Annie forgot for a moment that she was a registered nurse.

She threw herself into her father’s arms, buried herself in the smell of him—a smell that still held the barns and the fields, though he hadn’t been there in over forty-eight hours. It wasn’t until he patted her clumsily and began wheezing that she pulled back, wiping at the tears streaming down her face.

“Did I give you so big a scare?” Jacob asked, his voice cracking.

“You did. I suppose you did.” She flew to the pitcher of water, poured him a glass and held it to his lips as he struggled to sit up.

Drinking even a little tired him, and he lay back against the pillows with a sigh. Looking out at the daylight, he shook his head, plainly unhappy. “Must be nearing nine in the morning.”

“Don’t worry about the farm. Adam’s here, and David Hostetler is coming.”

He nodded, but looked no happier.

“What do you feel like eating? Maybe some bread first, or tea—”

“Wait.” His voice stopped her more quickly than the hand that reached out to grasp her wrist. “I remember the hospital and a doctor.…”

“Doctor Stoltzfus set your legs.” Annie said it gently, not sure if he realized yet the extent of his injuries.

Jacob nodded, not looking down at the covers—bunched high from the casts covering both his left and right legs from knee to ankle.


Ya.
He spoke with me when I first arrived. I don’t remember anything of the procedure though.”

“Your left leg is a simple break, according to Samuel. It should heal quickly.”

“Samuel was here?” Jacob turned his attention from the window to her.

“He found you, in the snow late that night, then rode with you to the hospital.”

“Yesterday?”

“Day before yesterday. You’ve been sleeping quite a bit.”

“I don’t remember any of that.”

“What about the accident?” Annie didn’t want to tire or upset him, but she’d learned with patients that often their first memories were their clearest. “The police have no leads.”

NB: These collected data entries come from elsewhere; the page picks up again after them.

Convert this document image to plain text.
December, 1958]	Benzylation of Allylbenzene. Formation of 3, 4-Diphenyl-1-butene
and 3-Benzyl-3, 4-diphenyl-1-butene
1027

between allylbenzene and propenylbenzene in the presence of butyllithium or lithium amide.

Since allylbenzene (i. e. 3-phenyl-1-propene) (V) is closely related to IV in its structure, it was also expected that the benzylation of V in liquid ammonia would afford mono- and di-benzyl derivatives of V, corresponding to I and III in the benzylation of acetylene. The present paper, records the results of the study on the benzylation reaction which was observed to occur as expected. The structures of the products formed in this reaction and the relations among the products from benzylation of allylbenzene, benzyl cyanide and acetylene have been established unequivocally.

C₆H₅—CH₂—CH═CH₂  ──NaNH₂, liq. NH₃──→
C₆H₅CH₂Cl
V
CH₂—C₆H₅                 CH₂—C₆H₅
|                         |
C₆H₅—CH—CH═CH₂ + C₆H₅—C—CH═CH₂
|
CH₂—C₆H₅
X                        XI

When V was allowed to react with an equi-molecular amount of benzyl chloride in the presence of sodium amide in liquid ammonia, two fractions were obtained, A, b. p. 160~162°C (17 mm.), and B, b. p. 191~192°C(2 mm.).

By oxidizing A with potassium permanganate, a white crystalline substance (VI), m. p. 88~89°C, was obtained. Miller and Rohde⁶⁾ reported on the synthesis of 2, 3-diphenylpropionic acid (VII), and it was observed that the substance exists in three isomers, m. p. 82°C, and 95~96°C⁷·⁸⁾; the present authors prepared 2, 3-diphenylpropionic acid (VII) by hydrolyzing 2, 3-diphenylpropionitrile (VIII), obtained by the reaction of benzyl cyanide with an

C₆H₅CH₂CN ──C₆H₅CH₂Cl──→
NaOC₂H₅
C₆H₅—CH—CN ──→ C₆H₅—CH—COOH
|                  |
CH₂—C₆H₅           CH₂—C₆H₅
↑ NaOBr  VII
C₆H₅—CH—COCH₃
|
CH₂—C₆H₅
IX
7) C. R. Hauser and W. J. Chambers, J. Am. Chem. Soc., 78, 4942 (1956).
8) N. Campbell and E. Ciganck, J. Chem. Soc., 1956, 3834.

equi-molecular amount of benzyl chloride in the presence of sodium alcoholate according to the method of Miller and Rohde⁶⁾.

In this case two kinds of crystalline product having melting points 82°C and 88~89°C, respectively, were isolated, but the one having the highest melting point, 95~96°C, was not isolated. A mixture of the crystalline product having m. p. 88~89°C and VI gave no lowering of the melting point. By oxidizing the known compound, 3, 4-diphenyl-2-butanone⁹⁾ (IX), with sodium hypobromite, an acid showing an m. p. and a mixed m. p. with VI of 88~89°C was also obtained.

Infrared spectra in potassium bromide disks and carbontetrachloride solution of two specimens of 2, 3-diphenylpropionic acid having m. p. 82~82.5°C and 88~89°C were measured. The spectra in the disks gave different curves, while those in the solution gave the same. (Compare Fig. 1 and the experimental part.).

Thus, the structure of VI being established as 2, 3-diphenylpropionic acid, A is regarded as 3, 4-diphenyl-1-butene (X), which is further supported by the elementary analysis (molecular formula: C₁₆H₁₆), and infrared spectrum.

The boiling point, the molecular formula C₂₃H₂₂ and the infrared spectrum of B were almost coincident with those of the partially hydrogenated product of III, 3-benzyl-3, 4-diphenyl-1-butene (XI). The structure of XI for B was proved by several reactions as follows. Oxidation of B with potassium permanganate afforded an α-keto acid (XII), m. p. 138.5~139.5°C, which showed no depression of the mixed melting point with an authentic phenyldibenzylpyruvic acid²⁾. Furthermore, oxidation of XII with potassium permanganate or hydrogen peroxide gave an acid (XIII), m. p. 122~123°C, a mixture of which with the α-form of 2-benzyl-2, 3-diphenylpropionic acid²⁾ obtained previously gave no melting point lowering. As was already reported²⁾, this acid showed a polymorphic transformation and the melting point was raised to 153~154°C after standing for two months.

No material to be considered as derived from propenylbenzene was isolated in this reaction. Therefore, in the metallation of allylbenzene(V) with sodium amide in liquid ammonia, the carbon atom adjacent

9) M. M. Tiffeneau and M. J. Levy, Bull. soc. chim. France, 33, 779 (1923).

“Why are the police involved?”

“You don’t remember anything?”

Confusion clouded his face now, and Annie was sure if she felt his pulse she’d find it had accelerated. He shook his head and attempted to sit up straighter.

“Let me help you.” She plumped his pillows, positioned them behind his back and head.

“The first thing I remember is waking up in the hospital, with Dr. Stoltzfus and your
mamm
standing over my bed.”

Annie thought of waiting until her
mamm
had returned to tell him, but she knew there would be no putting her
dat
off. She also suspected he wouldn’t rest until he’d had the entire story.